Let’s go over hedge fund activity in other stocks – not necessarily in the same industry as The Goodyear Tire & Rubber Company (NASDAQ:GT) but similarly valued. These stocks are Silgan Holdings Inc. (NASDAQ:SLGN), ASGN Incorporated (NYSE:ASGN), Corporate Office Properties Trust (NYSE:OFC), and American National Insurance Company (NASDAQ:ANAT). This group of stocks’ market values resemble GT’s market value.
Ticker | No of HFs with positions | Total Value of HF Positions (x1000) | Change in HF Position |
---|---|---|---|
SLGN | 16 | 220385 | -2 |
ASGN | 14 | 177280 | -7 |
OFC | 15 | 189405 | -1 |
ANAT | 16 | 60381 | 1 |
Average | 15.25 | 161863 | -2.25 |
View table here if you experience formatting issues.
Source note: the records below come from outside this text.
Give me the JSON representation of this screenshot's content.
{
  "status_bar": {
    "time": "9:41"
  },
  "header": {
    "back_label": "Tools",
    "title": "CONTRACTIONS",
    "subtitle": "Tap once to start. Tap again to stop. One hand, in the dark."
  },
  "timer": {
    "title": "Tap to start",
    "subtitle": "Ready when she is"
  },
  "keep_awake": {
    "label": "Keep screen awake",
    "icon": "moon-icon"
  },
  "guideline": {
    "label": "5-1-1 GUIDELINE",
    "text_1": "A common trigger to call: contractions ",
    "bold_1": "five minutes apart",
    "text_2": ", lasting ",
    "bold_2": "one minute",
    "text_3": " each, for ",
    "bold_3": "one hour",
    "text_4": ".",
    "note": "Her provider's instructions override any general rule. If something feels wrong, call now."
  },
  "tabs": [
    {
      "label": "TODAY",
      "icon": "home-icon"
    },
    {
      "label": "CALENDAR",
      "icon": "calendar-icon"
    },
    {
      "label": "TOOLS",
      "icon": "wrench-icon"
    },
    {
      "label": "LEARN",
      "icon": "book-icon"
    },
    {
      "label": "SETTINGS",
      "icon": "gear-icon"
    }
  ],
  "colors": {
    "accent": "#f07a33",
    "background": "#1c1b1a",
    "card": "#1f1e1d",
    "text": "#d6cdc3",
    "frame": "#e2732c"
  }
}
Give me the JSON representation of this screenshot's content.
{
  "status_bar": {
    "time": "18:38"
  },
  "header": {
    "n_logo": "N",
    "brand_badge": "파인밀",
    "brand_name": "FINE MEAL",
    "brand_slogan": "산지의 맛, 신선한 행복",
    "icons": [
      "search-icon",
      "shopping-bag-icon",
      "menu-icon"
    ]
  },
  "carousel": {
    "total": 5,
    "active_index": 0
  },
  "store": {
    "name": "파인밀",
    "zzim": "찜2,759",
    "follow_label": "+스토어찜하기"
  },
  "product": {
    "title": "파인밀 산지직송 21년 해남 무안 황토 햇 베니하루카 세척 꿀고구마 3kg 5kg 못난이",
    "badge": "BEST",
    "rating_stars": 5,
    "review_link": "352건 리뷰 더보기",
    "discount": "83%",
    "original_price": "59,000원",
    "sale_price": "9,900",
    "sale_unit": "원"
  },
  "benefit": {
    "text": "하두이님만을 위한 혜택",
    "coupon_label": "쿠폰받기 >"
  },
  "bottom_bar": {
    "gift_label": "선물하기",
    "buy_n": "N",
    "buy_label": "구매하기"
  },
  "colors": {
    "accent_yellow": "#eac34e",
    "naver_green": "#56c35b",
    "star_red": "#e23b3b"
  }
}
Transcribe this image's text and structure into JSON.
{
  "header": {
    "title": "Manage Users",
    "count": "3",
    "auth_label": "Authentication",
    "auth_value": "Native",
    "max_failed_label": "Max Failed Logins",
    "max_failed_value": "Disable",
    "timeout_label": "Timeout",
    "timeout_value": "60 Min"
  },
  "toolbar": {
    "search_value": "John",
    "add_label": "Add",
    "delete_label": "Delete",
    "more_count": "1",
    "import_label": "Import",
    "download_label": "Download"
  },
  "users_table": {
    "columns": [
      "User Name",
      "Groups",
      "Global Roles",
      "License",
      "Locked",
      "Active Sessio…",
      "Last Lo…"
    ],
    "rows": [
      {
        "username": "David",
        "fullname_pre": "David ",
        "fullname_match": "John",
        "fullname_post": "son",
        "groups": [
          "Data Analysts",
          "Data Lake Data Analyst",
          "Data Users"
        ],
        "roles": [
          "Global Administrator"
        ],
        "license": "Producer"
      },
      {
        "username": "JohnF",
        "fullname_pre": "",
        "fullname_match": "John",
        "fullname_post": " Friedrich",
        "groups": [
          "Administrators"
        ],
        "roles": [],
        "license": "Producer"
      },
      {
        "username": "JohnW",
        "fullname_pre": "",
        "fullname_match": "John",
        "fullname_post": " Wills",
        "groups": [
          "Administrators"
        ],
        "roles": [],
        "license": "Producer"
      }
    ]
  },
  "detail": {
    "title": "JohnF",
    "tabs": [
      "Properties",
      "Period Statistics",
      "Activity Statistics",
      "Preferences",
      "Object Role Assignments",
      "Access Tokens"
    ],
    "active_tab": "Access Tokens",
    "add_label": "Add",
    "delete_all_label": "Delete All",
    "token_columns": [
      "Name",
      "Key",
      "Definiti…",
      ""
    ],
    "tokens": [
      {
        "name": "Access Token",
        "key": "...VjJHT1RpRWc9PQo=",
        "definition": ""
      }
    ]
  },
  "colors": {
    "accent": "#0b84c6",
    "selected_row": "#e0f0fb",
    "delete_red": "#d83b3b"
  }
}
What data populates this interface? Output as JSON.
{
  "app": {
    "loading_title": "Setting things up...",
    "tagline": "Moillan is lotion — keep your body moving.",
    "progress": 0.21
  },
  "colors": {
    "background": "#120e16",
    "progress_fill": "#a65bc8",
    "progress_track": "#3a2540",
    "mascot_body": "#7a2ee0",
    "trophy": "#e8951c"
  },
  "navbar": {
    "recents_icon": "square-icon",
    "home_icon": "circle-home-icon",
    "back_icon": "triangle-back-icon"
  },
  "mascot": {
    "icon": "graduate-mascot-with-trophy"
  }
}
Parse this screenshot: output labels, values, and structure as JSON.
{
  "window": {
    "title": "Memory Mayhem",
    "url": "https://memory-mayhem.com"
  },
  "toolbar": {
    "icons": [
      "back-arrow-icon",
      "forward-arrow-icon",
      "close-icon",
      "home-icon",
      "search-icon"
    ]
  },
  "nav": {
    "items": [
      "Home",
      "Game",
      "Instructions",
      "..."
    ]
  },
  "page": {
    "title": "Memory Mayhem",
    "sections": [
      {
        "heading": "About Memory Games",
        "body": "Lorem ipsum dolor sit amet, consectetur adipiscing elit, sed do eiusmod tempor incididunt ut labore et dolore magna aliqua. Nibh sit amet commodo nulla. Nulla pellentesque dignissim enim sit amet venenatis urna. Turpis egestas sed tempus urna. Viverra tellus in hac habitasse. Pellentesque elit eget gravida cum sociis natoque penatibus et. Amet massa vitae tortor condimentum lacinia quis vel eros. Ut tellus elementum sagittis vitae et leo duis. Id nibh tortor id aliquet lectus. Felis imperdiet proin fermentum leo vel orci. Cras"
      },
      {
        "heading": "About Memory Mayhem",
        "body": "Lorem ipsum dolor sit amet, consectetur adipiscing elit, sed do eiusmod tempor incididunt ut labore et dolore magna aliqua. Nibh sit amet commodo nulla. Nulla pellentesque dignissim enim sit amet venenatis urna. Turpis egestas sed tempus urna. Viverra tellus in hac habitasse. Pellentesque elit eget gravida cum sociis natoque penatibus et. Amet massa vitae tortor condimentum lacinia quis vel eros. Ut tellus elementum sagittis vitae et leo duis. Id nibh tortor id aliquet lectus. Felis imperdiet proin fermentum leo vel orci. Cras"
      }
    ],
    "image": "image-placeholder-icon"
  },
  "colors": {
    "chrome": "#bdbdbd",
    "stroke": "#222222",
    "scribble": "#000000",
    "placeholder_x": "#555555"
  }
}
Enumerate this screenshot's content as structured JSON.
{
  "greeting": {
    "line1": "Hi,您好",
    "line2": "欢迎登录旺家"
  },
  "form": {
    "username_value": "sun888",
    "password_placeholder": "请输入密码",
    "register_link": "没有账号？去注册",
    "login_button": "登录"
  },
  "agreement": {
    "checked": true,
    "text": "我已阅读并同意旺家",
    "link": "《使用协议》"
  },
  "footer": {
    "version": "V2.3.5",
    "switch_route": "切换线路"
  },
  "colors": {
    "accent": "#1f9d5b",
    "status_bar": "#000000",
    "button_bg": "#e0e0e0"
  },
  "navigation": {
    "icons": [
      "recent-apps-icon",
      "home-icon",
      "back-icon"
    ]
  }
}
As you can see these stocks had an average of 15.25 hedge funds with bullish positions and the average amount invested in these stocks was $162 million. That figure was $632 million in GT’s case. Silgan Holdings Inc. (NASDAQ:SLGN) is the most popular stock in this table. On the other hand ASGN Incorporated (NYSE:ASGN) is the least popular one with only 14 bullish hedge fund positions. Compared to these stocks The Goodyear Tire & Rubber Company (NASDAQ:GT) is more popular among hedge funds. Our calculations showed that top 20 most popular stocks among hedge funds returned 41.3% in 2019 and outperformed the S&P 500 ETF (SPY) by 10.1 percentage points. Unfortunately GT wasn’t nearly as popular as these 20 stocks and hedge funds that were betting on GT were disappointed as the stock returned -20.9% in 2019 and trailed the market. If you are interested in investing in large cap stocks with huge upside potential, you should check out the top 20 most popular stocks among hedge funds as 65 percent of these stocks outperformed the market in 2019.